Where “good kid” dealt in West Coast G-funk and trap-influenced beats, the new album is a fierce bricolage of soul, jazz and hymnals, thanks in no small part to the production of collaborators ranging from Flying Lotus and Thundercat to George Clinton and Robert Glasper.
But despite the varied influences, “Butterfly” is by no means easy listening. On centerpiece “u,” Lamar howls “Loving you is complicated!” until the backing track disintegrates, fluttering from left to right as if it were being played through a broken AUX cord. When the beat returns, Kendrick is slurring about depression and self-loathing over the din of clinking bottles.
At times, it’s a visceral listen—harrowing, even. But when taken as a whole, “To Pimp a Butterfly” is Kendrick’s best work yet: fierce, thought-provoking, dark and powerful.
Over the course of the album’s 16 tracks, Kendrick wrestles with a variety of themes: consumerism (“Wesley’s Theory”), poverty (“Institutionalized”), spirituality (“How Much a Dollar Cost”) and record-industry exploitation (“For Sale?”), just to name a few.
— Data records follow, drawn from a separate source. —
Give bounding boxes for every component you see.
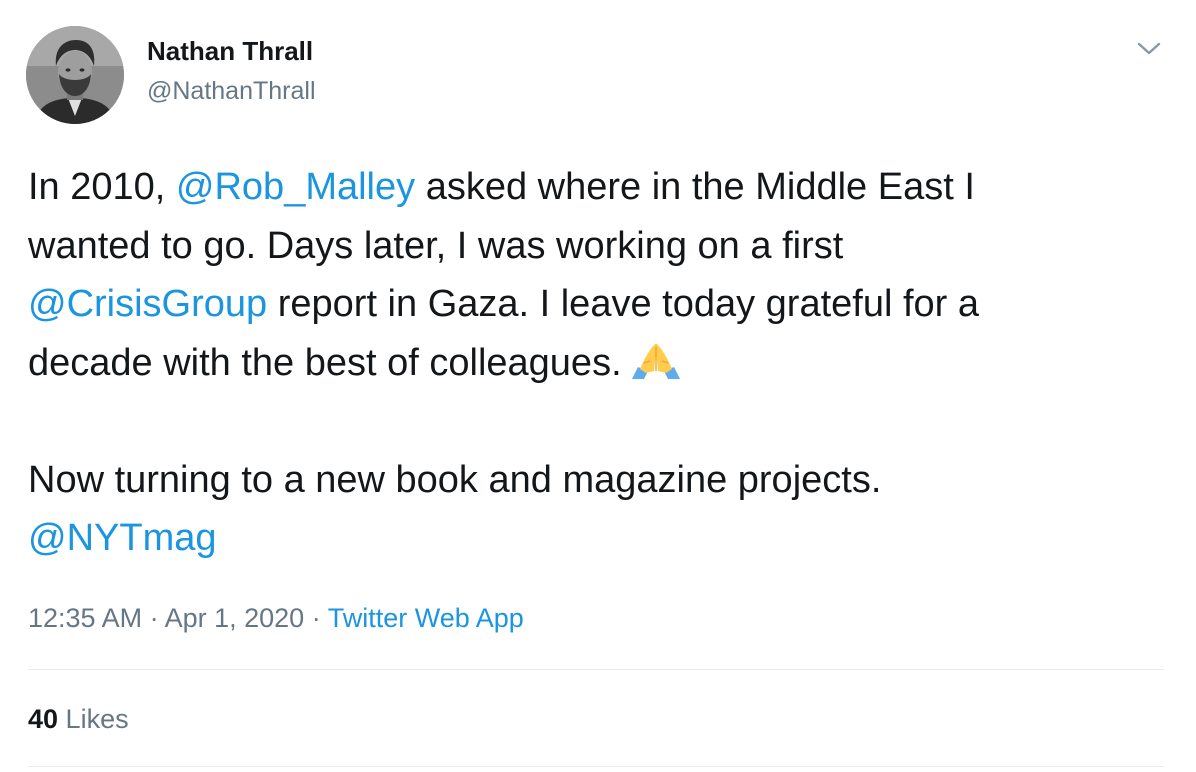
tweet-line: Now turning to a new book and magazine p…	[28, 458, 882, 501]
meta-separator: ·	[142, 603, 165, 633]
tweet-line: In 2010, @Rob_Malley asked where in the …	[28, 158, 1168, 217]
likes-stat[interactable]: 40 Likes	[28, 704, 129, 735]
tweet-text: In 2010, @Rob_Malley asked where in the …	[28, 158, 1168, 568]
tweet-line: decade with the best of colleagues.	[28, 334, 1168, 393]
mention-crisis-group[interactable]: @CrisisGroup	[28, 283, 267, 325]
avatar[interactable]	[26, 26, 124, 124]
tweet-date[interactable]: Apr 1, 2020	[165, 603, 305, 633]
mention-rob-malley[interactable]: @Rob_Malley	[176, 166, 415, 208]
author-name[interactable]: Nathan Thrall	[147, 36, 313, 67]
divider	[28, 766, 1164, 767]
tweet-card: Nathan Thrall @NathanThrall In 2010, @Ro…	[0, 0, 1196, 772]
mention-nytmag[interactable]: @NYTmag	[28, 517, 217, 559]
tweet-text-segment: In 2010,	[28, 166, 176, 208]
tweet-text-segment: decade with the best of colleagues.	[28, 341, 622, 384]
tweet-line: @CrisisGroup report in Gaza. I leave tod…	[28, 275, 1168, 334]
likes-label: Likes	[58, 704, 129, 734]
tweet-time[interactable]: 12:35 AM	[28, 603, 142, 633]
author-handle[interactable]: @NathanThrall	[147, 77, 316, 106]
likes-count: 40	[28, 704, 59, 734]
tweet-text-segment: asked where in the Middle East I	[415, 166, 975, 208]
meta-separator: ·	[304, 603, 328, 633]
avatar-photo	[26, 26, 124, 124]
tweet-line: wanted to go. Days later, I was working …	[28, 224, 844, 267]
tweet-text-segment: report in Gaza. I leave today grateful f…	[267, 283, 980, 325]
folded-hands-icon	[628, 340, 684, 399]
chevron-down-icon[interactable]	[1134, 36, 1164, 62]
tweet-line: @NYTmag	[28, 509, 1168, 568]
tweet-meta: 12:35 AM · Apr 1, 2020 · Twitter Web App	[28, 603, 524, 634]
divider	[28, 669, 1164, 670]
tweet-source-link[interactable]: Twitter Web App	[328, 603, 524, 633]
But from the very first sample on the record (which can’t be printed here for a variety of reasons), it’s clear that “To Pimp a Butterfly” is above all an album about race and everything it entails—from pan-Africanism to respectability politics.
Yet, it’s the album’s final track, “Mortal Man,” that might just canonize the album for the history books. Lamar speaks of Nelson Mandela and mulls over a breezy chord progression: “Can you be immortalized without your life being expired? / Even though you share the same blood, is it worth the time?”
The backing track fades away, but Kendrick keeps talking, tying together the skits scattered throughout the album. And then, at the album’s zenith, he’s talking with his martyred idol, Tupac Shakur, explaining the album’s central conceit: “The butterfly represents the talent, the thoughtfulness, and the beauty within the caterpillar. But having a harsh outlook on life, the caterpillar sees the butterfly as weak and figures out a way to pimp it to his own benefits. Already surrounded by this mad city, the caterpillar goes to work on the cocoon which institutionalized him…He can no longer see past his own thoughts. He’s trapped.”
Lamar’s an iconoclastic figure, and almost everything post-”good kid” has proven controversial—from the politics to the production. But at the end of the day, he’s the sort of artist that merits unabashed superlatives. In this reviewer’s opinion, with “To Pimp a Butterfly,” Kendrick has secured a place as one of the single most important voices in contemporary American music.